“Two and a Half Men” is a formulaic television sitcom, a late example of a genre early in its seventh decade. People watch the show not because it’s funny or original, but because they’re comfortable with it. They know the stars: Charlie Sheen is familiar from both tabloid headlines and B-list movies such as “Major League.” Jon Cryer looks like he just stepped out of the 1986 cult classic “Pretty in Pink.” The pacing of the show is familiar and the show’s lack of originality or verve is masked by a laugh track. “Two and a Half Men” does the sitcom formula well, but so did 250 shows before it. [Image: Charlie Sheen via CBS.com.]
I thought of “Two and a Half Men” as I watched The Clock (2010), Christian Marclay’s 24-hour-long video installation recently on view at New York’s Paula Cooper Gallery. According to the gallery, The Clock features samples from thousands of films that reference clocks or time. It does this in accordance with what time it is when a viewer is watching Marclay’s opus. As you’re sitting in Paula Cooper Gallery at 3:10 in the afternoon, the Marclay features a short snippet from the 2007 Russell Crowe vehicle “3:10 to Yuma”: A guy on the screen asks, “Where’s the 3:10 to Yuma?” His buddy: “Running late, I suppose.” Then there are snippets from films in which that time, 3:10 is referenced or shown on a clock face. Then on to 3:11. And 3:12. And 3:13. And it keeps going. And going.
The Clock (left and below) is the latest application of the Marclay Formula: Choose a trope familiar to anyone with a Netflix queue. Mine film or some other aspect of visual culture for hundreds of clips of said trope. Stitch it all together with nifty editing. Then exhibit the work and rely upon the art world’s familiarity with the Marclay Formula — and the joy many film buffs get at recognizing short clips from long-loved movies — to get the work over. It’s so predictable that within 45 seconds of entering Paula Cooper Gallery’s installation of the work, I had solved it. Once a viewer understands what is going on, what reason is there to stick around for any of the other 86,355 seconds except to bask in rapid-fire familiarity? [Image: The Clock, (2010).]

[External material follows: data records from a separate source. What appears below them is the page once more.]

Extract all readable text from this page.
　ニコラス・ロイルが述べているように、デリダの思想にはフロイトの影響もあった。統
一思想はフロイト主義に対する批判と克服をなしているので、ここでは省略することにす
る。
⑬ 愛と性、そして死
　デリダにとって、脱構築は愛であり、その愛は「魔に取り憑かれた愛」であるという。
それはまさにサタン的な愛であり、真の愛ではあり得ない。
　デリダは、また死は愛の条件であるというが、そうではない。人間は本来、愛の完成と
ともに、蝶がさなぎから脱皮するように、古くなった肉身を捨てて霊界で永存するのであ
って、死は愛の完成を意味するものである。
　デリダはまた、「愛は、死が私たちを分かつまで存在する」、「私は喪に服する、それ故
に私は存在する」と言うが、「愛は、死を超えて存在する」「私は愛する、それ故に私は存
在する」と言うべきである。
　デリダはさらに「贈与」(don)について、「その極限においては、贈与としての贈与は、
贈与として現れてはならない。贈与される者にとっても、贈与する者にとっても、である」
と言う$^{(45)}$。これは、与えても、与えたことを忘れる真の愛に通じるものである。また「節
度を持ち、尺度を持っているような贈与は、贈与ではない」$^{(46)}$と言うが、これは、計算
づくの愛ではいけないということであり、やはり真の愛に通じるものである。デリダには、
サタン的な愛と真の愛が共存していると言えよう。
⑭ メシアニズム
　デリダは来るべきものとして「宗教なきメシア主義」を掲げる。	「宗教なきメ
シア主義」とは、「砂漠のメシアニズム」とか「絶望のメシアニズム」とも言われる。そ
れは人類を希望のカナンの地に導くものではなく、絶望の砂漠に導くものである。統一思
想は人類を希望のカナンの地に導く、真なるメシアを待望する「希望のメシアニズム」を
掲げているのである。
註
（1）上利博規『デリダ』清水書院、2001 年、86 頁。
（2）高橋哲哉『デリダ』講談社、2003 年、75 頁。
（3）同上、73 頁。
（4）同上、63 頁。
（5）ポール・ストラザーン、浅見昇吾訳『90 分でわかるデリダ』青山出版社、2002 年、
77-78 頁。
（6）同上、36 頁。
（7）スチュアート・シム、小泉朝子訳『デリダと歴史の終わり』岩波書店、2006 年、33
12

Speaking of which: The Clock is really no different from any other Marclay stitch-job. If you loved Marclay and his editors in Video Quartet (2002), in which they edited together clips from over 700 films of people playing or singing music, you’ll love them in The Clock. If you loved Marclay’s rat-a-tat style in Crossfire (2007), in which movie clips of gunshots ring out as you stand in between a four-screen installation, then you’ll want to see The Clock again and again. The only real difference with The Clock is that it runs for 24 hours, a handy mix of gimmick and conceptual veneer. The Clock is so predictable that Artinfo’s Ben Davis more-or-less reviewed the work without having seen it — and pretty much nailed it.
Stepping back from The Clock to consider its underlying Marclay Formula structure, part of the problem is that we’ve seen what Marclay does before: Christian Marclay is to Andy Warhol or John Baldessari what Vanilla Ice was to Chuck D, Queen and David Bowie. Vanilla Ice added shiny parachute pants, Marclay adds Final Cut Pro. (Speaking of which, Crossfire is a less affecting version of Los Angeles-based artist George Stone’s 1988 installation In the Line of Fire (Civilized, Informed, Entertained).)
The Clock’s facileness renders explicable the crowds that flocked to Paula Cooper Gallery for the work. Contemporary art is in the throes of a salon moment, a moment during which once-difficult conceptual work is watered down enough to be accessible for the art market and its hangers-on. (Think Jean Metzinger-style cubism or Lagavulin over ice.) Ultimately Marclay’s particular success with The Clock is that he did something that’s been done to death — and extended it enough to make it seem like he thought of it first.